In actual numbers, in 2015, poor diet was associated with over 52 200 colorectal cancer cases; over 14 400 mouth, pharynx and larynx cancers; nearly 3 200 uterine cancers; just over 3 000 cases of breast cancer in postmenopausal women; 2 000 kidney cancers; nearly 1 600 stomach cancers; and 1 000 liver cancers.

The investigators also looked at specific eating habits linked with cancer risk.

Improving food intake

Low intake of whole grains was associated with the largest number and proportion of diet-related cancer cases, followed by low levels of dairy products, eating lots of processed meat or red meat, low vegetable and fruit consumption and drinking high amounts of sugar-sweetened beverages.
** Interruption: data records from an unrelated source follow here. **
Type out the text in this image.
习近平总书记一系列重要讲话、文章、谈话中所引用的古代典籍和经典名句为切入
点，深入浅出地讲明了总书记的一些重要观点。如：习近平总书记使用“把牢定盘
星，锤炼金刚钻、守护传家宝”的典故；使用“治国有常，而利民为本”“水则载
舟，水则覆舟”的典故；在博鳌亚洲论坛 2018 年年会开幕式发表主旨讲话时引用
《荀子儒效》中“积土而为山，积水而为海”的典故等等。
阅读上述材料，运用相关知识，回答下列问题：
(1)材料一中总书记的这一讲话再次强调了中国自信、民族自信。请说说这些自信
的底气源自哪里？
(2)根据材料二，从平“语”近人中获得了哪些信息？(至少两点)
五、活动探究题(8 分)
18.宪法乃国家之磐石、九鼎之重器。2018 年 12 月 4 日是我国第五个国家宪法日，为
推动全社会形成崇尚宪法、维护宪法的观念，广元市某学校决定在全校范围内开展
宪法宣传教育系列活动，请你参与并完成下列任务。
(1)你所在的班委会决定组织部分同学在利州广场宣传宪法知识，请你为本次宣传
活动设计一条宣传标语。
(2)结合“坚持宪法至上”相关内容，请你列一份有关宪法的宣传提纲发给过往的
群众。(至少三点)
Obesity played a role in about 16% of diet-associated cancer cases, the findings showed.

Men, middle-aged adults (aged 45 to 64), and black and Hispanic people had the highest rates of diet-associated cancers, compared with other age, gender, or racial/ethnic groups, according to the report.

The study was published in the journal JNCI Cancer Spectrum.

"Our findings underscore the opportunity to reduce cancer burden and disparities in the United States by improving food intake," corresponding author Fang Fang Zhang, a cancer and nutrition researcher at Tuft's School of Nutrition Science and Policy, said in a university news release.